Viral Hijacking of BET Proteins

Abstract

Proteins of the bromodomain and exterminal domain (BET) family mediate critical host functions such as cell proliferation, transcriptional regulation, and the innate immune response, which makes them preferred targets for viruses. These multidomain proteins are best known as transcriptional effectors able to read acetylated histone and non-histone proteins through their tandem bromodomains. They also contain other short motif-binding domains such as the extraterminal domain, which recognizes transcriptional regulatory proteins. Here, we describe how different viruses have evolved to hijack or disrupt host BET protein function through direct interactions with BET family members to support their own propagation. The network of virus-BET interactions emerges as highly intricate, which may complicate the use of small-molecule BET inhibitors-currently in clinical development for the treatment of cancer and cardiovascular diseases-to treat viral infections.

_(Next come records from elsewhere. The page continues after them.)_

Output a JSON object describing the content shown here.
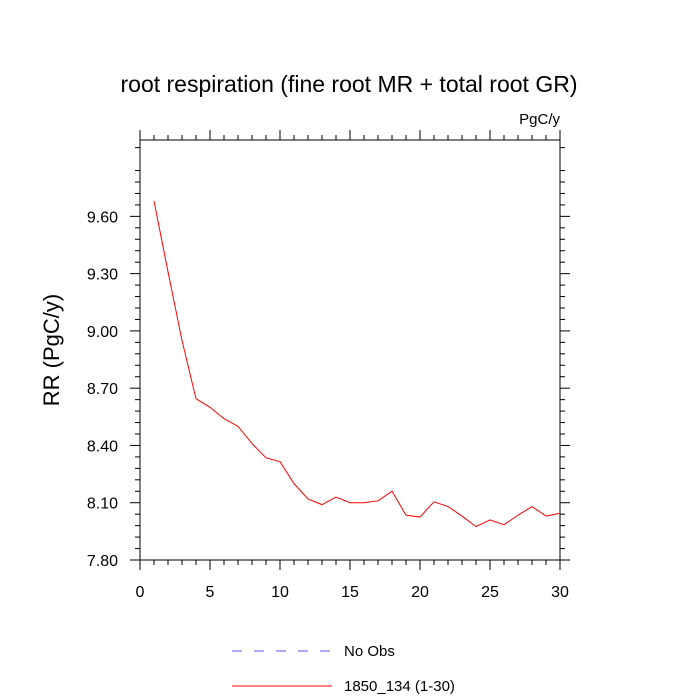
{
  "chart_data": {
    "type": "line",
    "title": "root respiration (fine root MR + total root GR)",
    "units_label": "PgC/y",
    "xlabel": "",
    "ylabel": "RR  (PgC/y)",
    "xlim": [
      0,
      30
    ],
    "ylim": [
      7.8,
      10.0
    ],
    "x_ticks": [
      0,
      5,
      10,
      15,
      20,
      25,
      30
    ],
    "x_tick_labels": [
      "0",
      "5",
      "10",
      "15",
      "20",
      "25",
      "30"
    ],
    "y_ticks": [
      7.8,
      8.1,
      8.4,
      8.7,
      9.0,
      9.3,
      9.6
    ],
    "y_tick_labels": [
      "7.80",
      "8.10",
      "8.40",
      "8.70",
      "9.00",
      "9.30",
      "9.60"
    ],
    "grid": false,
    "legend_position": "bottom",
    "series": [
      {
        "name": "1850_134 (1-30)",
        "color": "#ff0000",
        "style": "solid",
        "x": [
          1,
          2,
          3,
          4,
          5,
          6,
          7,
          8,
          9,
          10,
          11,
          12,
          13,
          14,
          15,
          16,
          17,
          18,
          19,
          20,
          21,
          22,
          23,
          24,
          25,
          26,
          27,
          28,
          29,
          30
        ],
        "y": [
          9.68,
          9.31,
          8.95,
          8.645,
          8.6,
          8.54,
          8.5,
          8.41,
          8.335,
          8.315,
          8.2,
          8.12,
          8.09,
          8.13,
          8.1,
          8.1,
          8.11,
          8.16,
          8.035,
          8.025,
          8.105,
          8.08,
          8.03,
          7.975,
          8.01,
          7.985,
          8.035,
          8.08,
          8.03,
          8.045
        ]
      }
    ],
    "legend": [
      {
        "name": "No Obs",
        "color": "#5555ee",
        "style": "dashed"
      },
      {
        "name": "1850_134 (1-30)",
        "color": "#ff0000",
        "style": "solid"
      }
    ]
  }
}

Keywords: BET inhibitors; BET proteins; BRD4; Coronavirus; Flavivirus; Hepatitis B virus; Herpesvirus; JQ1; Papillomavirus; Polyomavirus; RVX-208; Retrovirus; host-pathogen interactions.

Figure 1

BET protein family members. BRDT, BRD2, BRD3, and BRD4 are the four mammalian members of this family. The main functional domains and their amino acid positions are indicated: BD1 (bromodomain 1), BD2 (bromodomain 2), ET (extraterminal domain), PID (P-TEFb interacting domain), BID (basic residue-enriched domain), NPS (N-terminal phosphorylation site), and CPS (C-terminal phosphorylation site). Horizontal lines span the regions of BRD4 that directly interact with the viruses described in this review; note however that other BET proteins can also interact with viruses. See Table 1 for more information.

Figure 2

Steps in a generic viral life cycle where BET proteins are involved. Many viruses interact with BET family members to mediate viral processes (A–D) and disrupt cellular transcription for their own benefit (E). (A) Integration site selection of MLV, a gammaretrovirus, is facilitated by an interaction between its viral IN protein and BET proteins, leading to integration into genomic regions associated with BET proteins. (B) PV, herpesviruses, and polyomaviruses take advantage of the association of BET proteins to host chromosomes to maintain their viral genomes in infected cells. (C) Certain herpesviruses (EBV and HSV), PV, HBV, and polyomaviruses recruit the BRD4:P-TEFb complex to facilitate viral transcription, while retroviruses encode viral proteins that directly bind the PID of BRD4 to redirect host transcriptional machinery to the viral genes. (D) Herpesviruses and polyomaviruses recruit BRD4 along with other host replication machinery, such as RFC or DNA polymerase δ, facilitate genome replication at their replication foci. (E) PV, Herpesviruses, SARS-CoV-2, and flaviviruses interact with BET proteins to disrupt homeostatic gene transcriptional programs controlled by BET proteins during infection to generate a cell state more favorable to viral replication and virus-induced carcinogenesis.